The fun thing is, we're not the only people. Here's an FAQ from 2011 with the same topic: http://www.trnicely.net/pentbug/pentbug.html
Regards, Timo
To continue a classical reactos discussion, is there any reason why 32-bit versions of __writecr0, etc. use 64-bit arguments? It just causes that worse code is generated.
Am 01.10.2011 20:39, schrieb Dmitry Gorbachev:
To continue a classical reactos discussion, is there any reason why 32-bit versions of __writecr0, etc. use 64-bit arguments? It just causes that worse code is generated.
Thats what MSDN says. But that might be wrong. There are no headers that contain it and the compiler doesn't care. So feel free to make it uintptr_t
Am 01.10.2011 22:58, schrieb Timo Kreuzer:
Thats what MSDN says. But that might be wrong. There are no headers that contain it and the compiler doesn't care. So feel free to make it uintptr_t
Thomas has found a declaration in VS10 headers. and it says its unsigned int for x86 and unsigned __int64 for x64
It is not a compiler fault. The compiler does here two legitimate things:
1) Math can be moved outside _disable/_enable/__writecr0. It can be fixed by making other local vars volatile.
2) Some time ago, you suggested to look into building with -Ofast option. So I went agead and compiled with it. GCC replaces division by multiplication, which causes some loss of precision; thus, the test fails. This, however, works:
ErrataPresent = (Value1 / Value2 * 3145727.0) != 4195835.0;
I hate these kinds of patches.
I do not see a reason for grievance. This handwritten piece is shorter than compiler-generated code, it is only for i386, there is no need to port it to arm and amd64, not speaking already that it's just for "some completely obsolete bs".

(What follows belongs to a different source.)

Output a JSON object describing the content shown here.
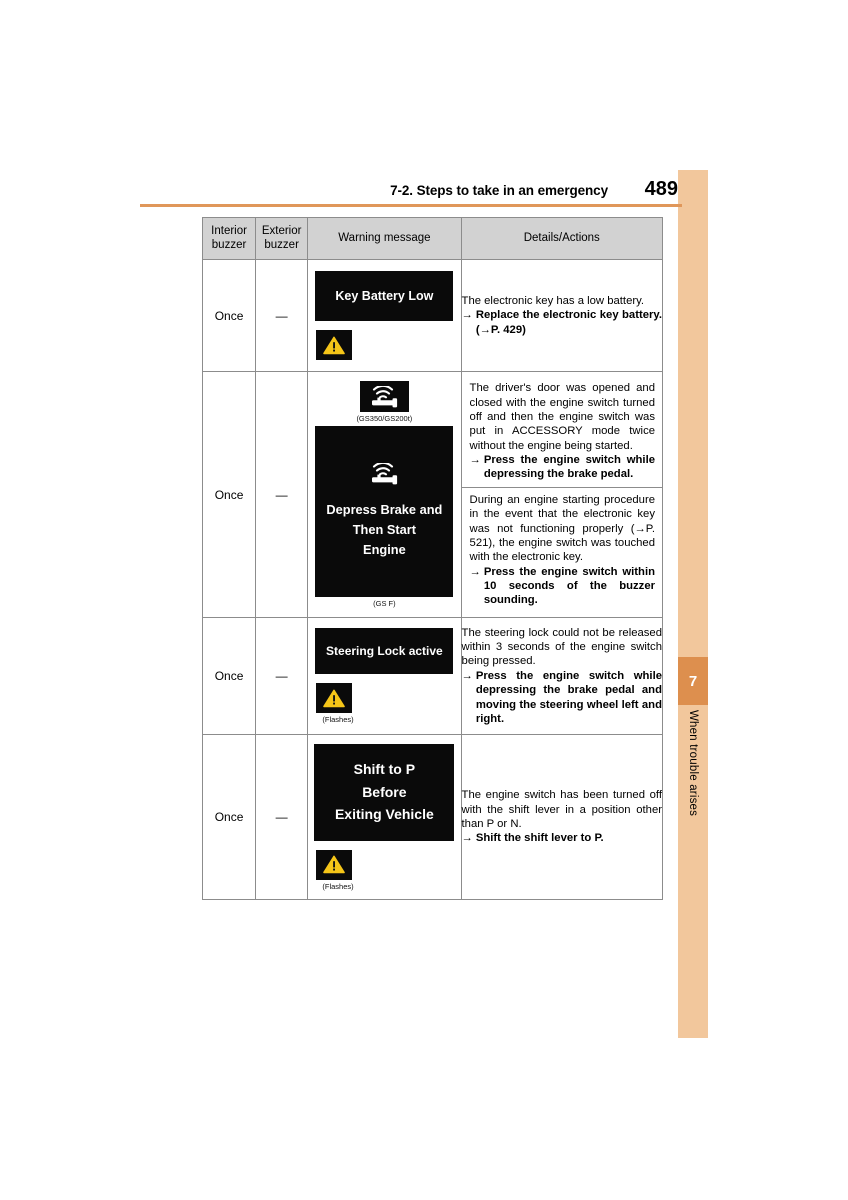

Those three intrinsics should be barriers -- why is it moving the math outside?
If -Ofast is a problem, that function simply needs a pragma to disable optimization.
Best regards, Alex Ionescu
On Sat, Oct 1, 2011 at 12:38 PM, Dmitry Gorbachev d.g.gorbachev@gmail.comwrote:
- Math can be moved outside _disable/_enable/__writecr0. It can be
fixed by making other local vars volatile.
Those three intrinsics should be barriers -- why is it moving the math outside?
The math does not read or write any memory, and the result lies in a register. It can be lawfully moved across the barriers.
So, as I understand, you want C code back?
On Oct 1, 2011, at 10:39 PM, Dmitry Gorbachev wrote:
Those three intrinsics should be barriers -- why is it moving the math outside?
The math does not read or write any memory, and the result lies in a register. It can be lawfully moved across the barriers.
So, as I understand, you want C code back?
Since this code is not portable at all by definition, the only reason to make it C would be to support more compilers. However if compiler becomes a problem here (that was the root of the problem), I would advise to make an exception and leave the new code in assembly.
The compiler is not the problem here, the code is.